The installation becomes not only a visual experience but an aural one, offering the viewer a multisensory encounter with a living, growing organism. This work challenges conventional boundaries between life and art, sound and silence, and asks us to consider what it means to collaborate with nature rather than control it.
PROPOSAL FORM



RESEARCH FESTIVAL EARLY STAGE PROPOSAL
As part of my ongoing exploration into the artistic and practical applications of mycelium, I am proposing an early-stage research project that seeks to open up a broader dialogue about its potential across various disciplines.
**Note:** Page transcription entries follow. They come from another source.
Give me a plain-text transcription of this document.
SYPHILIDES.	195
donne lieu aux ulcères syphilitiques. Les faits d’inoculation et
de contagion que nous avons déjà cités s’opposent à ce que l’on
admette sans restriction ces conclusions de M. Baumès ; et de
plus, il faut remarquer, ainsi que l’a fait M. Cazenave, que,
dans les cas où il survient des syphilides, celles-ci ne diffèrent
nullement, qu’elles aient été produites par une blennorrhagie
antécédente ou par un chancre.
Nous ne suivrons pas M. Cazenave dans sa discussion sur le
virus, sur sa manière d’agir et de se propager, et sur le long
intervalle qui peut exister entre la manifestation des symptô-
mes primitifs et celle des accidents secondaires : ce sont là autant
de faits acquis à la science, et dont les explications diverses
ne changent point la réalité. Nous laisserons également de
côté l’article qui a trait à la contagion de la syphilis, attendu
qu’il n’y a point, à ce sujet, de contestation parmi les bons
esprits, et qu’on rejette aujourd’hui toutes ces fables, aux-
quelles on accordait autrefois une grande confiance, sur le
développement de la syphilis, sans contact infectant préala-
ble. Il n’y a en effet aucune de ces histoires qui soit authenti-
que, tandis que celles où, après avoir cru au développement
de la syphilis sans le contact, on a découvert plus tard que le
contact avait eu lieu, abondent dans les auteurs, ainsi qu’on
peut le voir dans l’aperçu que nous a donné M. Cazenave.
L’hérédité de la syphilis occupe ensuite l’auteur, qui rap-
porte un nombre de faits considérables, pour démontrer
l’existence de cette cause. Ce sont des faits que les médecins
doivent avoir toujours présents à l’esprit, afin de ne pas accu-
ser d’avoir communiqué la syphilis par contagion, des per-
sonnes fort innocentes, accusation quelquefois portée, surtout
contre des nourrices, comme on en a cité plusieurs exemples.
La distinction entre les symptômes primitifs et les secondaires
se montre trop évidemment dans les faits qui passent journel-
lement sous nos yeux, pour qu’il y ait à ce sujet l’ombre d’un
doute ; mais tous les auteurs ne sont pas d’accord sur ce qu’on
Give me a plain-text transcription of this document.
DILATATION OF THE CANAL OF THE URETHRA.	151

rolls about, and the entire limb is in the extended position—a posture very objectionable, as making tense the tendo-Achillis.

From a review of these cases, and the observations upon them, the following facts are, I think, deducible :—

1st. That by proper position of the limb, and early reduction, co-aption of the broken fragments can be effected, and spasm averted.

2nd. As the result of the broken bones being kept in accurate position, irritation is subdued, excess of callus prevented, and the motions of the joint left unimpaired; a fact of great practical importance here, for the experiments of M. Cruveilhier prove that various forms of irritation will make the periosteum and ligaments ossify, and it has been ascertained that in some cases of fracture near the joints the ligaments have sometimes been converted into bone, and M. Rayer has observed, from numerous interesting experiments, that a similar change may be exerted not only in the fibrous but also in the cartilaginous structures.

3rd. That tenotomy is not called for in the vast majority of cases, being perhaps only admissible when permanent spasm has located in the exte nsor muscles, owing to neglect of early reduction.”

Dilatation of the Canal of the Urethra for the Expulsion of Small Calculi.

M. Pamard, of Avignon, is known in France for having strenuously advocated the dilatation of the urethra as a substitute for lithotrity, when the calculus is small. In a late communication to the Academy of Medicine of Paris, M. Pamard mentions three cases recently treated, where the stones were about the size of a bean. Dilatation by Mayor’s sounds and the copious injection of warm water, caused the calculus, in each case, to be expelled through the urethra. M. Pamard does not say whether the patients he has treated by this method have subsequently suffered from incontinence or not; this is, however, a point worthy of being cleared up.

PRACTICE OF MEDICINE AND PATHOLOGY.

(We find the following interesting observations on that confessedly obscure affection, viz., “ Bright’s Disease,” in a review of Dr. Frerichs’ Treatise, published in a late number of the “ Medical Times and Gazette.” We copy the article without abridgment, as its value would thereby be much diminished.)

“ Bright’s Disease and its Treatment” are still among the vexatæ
My initial idea involves conducting a series of interviews with individuals from diverse fields—such as art, design, architecture, science, sustainability, and even philosophy—each sharing their perspectives on how mycelium can be applied or interpreted within their area of expertise. The aim is to trace connections between biological materiality and wider social, ecological, and conceptual frameworks.
These conversations will be recorded and later compiled into a short-form video or documentary-style piece that will serve both as a research artifact and a public engagement tool. This audiovisual format will allow the voices and ideas of others to play a key role in shaping and contextualizing the future direction of my own sculptural and interdisciplinary practice.
This proposal is still in an early developmental phase, and the format, tone, and collaborators may evolve, but the central goal is to use dialogue as a way to map out the multifaceted possibilities of working with mycelium—not only as a material but as a metaphor and a system of thinking.